The Israeli president and his wife flew to Iași, where Fascists murdered 13,000 Jews in 1941.

Israeli President Isaac Herzogn and his wife, Michal, arrive in Iasi, Romania on June 28, 2026. Photo credit: Kobu Gideon/GPO.
Israeli President Isaac Herzogn and his wife, Michal, arrive in Iasi, Romania on June 28, 2026. Photo credit: Kobu Gideon/GPO.

Israeli President Isaac Herzog and his wife Michal on Sunday visited the city of Iași, Romania, to begin their state visit to the country.

Herzog is due to attend a state ceremony marking 85 years since the Iași pogrom, one of the worst massacres of Romanian Jewry during the Holocaust, in which thousands of Jews were murdered, according to the President’s Office.

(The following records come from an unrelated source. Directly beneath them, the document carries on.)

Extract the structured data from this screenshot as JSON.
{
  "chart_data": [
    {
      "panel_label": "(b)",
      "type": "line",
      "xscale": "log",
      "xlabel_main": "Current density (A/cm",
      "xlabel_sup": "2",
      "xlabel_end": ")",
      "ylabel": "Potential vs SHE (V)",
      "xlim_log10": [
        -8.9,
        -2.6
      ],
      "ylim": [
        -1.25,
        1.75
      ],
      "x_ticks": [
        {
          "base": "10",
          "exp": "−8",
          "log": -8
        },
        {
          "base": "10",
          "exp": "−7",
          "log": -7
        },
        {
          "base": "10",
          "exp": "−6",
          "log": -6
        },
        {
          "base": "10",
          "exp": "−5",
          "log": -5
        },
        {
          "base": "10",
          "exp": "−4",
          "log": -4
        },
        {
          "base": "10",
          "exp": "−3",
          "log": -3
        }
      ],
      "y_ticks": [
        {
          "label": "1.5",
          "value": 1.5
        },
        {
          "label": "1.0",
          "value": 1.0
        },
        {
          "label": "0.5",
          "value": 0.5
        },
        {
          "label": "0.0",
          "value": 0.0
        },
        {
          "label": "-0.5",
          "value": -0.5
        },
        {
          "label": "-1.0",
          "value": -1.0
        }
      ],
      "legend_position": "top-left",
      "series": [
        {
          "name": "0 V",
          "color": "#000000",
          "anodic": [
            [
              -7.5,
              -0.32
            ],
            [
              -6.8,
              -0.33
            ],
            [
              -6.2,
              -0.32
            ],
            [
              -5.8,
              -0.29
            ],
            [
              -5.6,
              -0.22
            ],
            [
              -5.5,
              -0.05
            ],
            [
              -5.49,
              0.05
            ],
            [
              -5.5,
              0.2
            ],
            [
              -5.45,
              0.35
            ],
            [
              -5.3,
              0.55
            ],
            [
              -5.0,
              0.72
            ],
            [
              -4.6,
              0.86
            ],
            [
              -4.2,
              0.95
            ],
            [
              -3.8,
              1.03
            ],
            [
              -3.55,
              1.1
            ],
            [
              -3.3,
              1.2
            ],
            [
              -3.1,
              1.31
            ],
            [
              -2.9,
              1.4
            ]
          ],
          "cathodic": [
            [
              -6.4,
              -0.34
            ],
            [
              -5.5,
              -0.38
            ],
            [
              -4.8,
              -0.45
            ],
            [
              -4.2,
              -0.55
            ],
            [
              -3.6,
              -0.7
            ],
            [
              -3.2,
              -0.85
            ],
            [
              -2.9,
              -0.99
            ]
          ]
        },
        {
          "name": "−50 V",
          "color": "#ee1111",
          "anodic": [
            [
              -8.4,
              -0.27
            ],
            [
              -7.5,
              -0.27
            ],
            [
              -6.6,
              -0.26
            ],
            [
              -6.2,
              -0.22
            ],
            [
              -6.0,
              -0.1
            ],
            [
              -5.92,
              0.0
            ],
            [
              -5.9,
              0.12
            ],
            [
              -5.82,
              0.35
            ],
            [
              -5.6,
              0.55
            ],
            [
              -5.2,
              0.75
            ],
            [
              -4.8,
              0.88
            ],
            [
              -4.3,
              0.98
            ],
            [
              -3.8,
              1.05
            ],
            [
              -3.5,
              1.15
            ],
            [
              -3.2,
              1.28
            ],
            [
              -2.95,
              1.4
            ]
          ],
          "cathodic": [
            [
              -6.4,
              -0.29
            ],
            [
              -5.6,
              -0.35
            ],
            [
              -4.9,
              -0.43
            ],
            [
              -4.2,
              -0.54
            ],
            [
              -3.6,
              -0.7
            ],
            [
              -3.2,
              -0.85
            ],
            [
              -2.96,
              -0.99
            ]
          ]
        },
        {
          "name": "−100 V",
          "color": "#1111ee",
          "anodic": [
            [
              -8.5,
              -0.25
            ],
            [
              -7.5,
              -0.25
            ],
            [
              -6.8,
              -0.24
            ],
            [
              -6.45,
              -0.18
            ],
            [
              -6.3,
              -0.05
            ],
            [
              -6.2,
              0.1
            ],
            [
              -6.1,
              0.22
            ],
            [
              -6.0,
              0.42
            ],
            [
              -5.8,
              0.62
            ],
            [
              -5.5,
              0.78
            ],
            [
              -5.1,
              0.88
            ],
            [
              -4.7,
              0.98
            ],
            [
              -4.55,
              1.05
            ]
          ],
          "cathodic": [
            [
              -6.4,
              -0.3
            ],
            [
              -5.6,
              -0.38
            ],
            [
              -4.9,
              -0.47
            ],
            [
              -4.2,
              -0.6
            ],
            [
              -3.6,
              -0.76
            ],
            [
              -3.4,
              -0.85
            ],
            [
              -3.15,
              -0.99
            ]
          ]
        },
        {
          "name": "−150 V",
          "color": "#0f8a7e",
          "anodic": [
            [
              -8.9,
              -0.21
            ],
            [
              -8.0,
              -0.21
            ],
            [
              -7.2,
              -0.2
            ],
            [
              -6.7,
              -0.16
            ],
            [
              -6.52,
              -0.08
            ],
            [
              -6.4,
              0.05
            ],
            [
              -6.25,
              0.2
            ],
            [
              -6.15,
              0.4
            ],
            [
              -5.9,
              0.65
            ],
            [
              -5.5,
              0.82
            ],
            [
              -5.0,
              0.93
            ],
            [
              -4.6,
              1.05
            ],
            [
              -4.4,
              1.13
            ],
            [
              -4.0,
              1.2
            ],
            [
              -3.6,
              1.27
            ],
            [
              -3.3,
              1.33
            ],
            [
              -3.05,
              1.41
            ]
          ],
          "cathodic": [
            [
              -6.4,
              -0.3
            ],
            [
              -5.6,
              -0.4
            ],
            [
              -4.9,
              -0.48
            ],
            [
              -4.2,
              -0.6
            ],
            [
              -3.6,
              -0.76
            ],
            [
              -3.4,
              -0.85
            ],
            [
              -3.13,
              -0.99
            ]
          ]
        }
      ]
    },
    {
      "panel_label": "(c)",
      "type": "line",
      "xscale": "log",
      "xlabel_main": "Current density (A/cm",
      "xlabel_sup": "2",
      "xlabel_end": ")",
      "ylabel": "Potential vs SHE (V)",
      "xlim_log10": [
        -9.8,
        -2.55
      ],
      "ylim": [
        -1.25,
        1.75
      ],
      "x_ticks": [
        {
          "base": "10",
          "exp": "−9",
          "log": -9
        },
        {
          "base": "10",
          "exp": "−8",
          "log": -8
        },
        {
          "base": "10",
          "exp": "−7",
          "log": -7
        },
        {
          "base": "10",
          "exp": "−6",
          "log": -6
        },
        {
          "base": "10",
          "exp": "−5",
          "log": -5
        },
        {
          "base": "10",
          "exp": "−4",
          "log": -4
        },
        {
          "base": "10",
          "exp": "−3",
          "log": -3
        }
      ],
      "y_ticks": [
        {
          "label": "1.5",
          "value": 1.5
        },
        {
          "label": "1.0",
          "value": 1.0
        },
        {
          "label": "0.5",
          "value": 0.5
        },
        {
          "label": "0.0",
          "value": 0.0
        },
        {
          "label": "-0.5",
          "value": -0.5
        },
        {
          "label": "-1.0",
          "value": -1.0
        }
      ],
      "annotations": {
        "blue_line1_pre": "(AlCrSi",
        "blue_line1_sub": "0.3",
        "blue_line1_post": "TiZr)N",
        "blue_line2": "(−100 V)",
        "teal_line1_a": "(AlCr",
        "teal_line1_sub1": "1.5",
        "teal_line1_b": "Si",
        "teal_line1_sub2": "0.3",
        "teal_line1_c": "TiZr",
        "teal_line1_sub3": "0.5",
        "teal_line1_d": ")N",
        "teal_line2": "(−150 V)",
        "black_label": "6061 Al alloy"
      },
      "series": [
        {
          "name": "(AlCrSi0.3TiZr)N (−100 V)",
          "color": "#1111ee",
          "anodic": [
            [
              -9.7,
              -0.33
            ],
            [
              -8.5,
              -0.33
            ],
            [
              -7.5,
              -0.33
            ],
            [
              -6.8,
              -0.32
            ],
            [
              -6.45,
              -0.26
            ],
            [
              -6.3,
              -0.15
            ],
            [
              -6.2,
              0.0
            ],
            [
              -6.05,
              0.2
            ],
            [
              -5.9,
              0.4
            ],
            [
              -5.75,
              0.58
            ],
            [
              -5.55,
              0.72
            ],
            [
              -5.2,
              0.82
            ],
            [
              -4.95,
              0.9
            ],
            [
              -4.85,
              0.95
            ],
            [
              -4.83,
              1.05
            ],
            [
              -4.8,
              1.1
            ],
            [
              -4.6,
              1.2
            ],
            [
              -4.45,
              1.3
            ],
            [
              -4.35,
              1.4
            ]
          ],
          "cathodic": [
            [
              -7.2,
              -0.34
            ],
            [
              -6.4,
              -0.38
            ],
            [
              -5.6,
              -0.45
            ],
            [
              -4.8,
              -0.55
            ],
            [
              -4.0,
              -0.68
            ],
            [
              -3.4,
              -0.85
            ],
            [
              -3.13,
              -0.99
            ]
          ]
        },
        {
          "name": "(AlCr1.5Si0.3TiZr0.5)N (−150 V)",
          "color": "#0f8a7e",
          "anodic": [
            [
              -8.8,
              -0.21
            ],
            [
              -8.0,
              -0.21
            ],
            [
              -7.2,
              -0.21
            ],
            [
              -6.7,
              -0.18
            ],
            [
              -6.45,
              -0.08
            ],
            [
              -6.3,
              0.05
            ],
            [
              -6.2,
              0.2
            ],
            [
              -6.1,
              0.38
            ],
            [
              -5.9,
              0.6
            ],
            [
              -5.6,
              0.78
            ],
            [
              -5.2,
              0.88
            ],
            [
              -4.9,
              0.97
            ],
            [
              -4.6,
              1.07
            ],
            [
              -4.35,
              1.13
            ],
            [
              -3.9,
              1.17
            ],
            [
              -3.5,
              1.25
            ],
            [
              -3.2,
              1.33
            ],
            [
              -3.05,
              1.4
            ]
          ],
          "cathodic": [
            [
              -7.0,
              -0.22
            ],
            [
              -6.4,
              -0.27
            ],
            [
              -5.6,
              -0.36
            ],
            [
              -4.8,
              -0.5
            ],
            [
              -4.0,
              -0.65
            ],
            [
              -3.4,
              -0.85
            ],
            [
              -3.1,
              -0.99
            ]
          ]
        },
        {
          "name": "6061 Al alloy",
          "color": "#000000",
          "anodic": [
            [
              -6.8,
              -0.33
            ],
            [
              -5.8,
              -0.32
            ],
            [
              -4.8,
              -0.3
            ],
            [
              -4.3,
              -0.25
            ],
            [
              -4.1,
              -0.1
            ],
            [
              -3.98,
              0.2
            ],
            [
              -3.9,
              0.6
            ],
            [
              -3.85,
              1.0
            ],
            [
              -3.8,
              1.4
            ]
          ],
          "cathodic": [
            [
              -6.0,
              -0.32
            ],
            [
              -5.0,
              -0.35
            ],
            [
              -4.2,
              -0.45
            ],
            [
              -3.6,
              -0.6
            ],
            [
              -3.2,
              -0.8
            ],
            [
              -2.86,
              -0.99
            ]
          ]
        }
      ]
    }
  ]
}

The ceremony will be held at the city’s Jewish cemetery, where many of the pogrom’s victims lie in a mass grave.

Herzog is scheduled to attend a reburial ceremony for 22 victims of the pogrom whose remains were recently identified, after which he will visit the Holocaust museum and additional memorial sites in the city. On X, Herzog wrote “will hold meetings with President Nicușor Dan and Romania’s political leadership, and address the joint plenary of the Romanian Parliament, where I will pay tribute to the longstanding friendship and cooperation between Israel and Romania.”

Romanian Foreign Minister Toiu Oana wrote on X on Saturday about the pogrom, in which some 13,000 Jews were murdered. She did not mention Herzog’s visit.

“Over 13,000 Romanian Jews were killed in the city or on the “death trains”. Romanian citizens, killed by a Romanian regime that many still heroize today by falsifying history. The truth cannot be avoided, it must be assumed, and Romania has begun to assume it,” wrote Oana.

She also mentioned how “some Romanian diplomats who opposed the decision to mark the passports of Jews [had] helped many people to be saved in time from extermination. Even in the darkest episodes of history, there were heroes,” adding that she had discussed this with Rabbi Yehuda Kaploun, whom U.S. President Donald Trump appointed last year to serve as U.S. special envoy to monitor and combat antisemitism.

Romania had some 800,000 Jews before the Holocaust. Today, the minority’s population is estimated as about 8,000.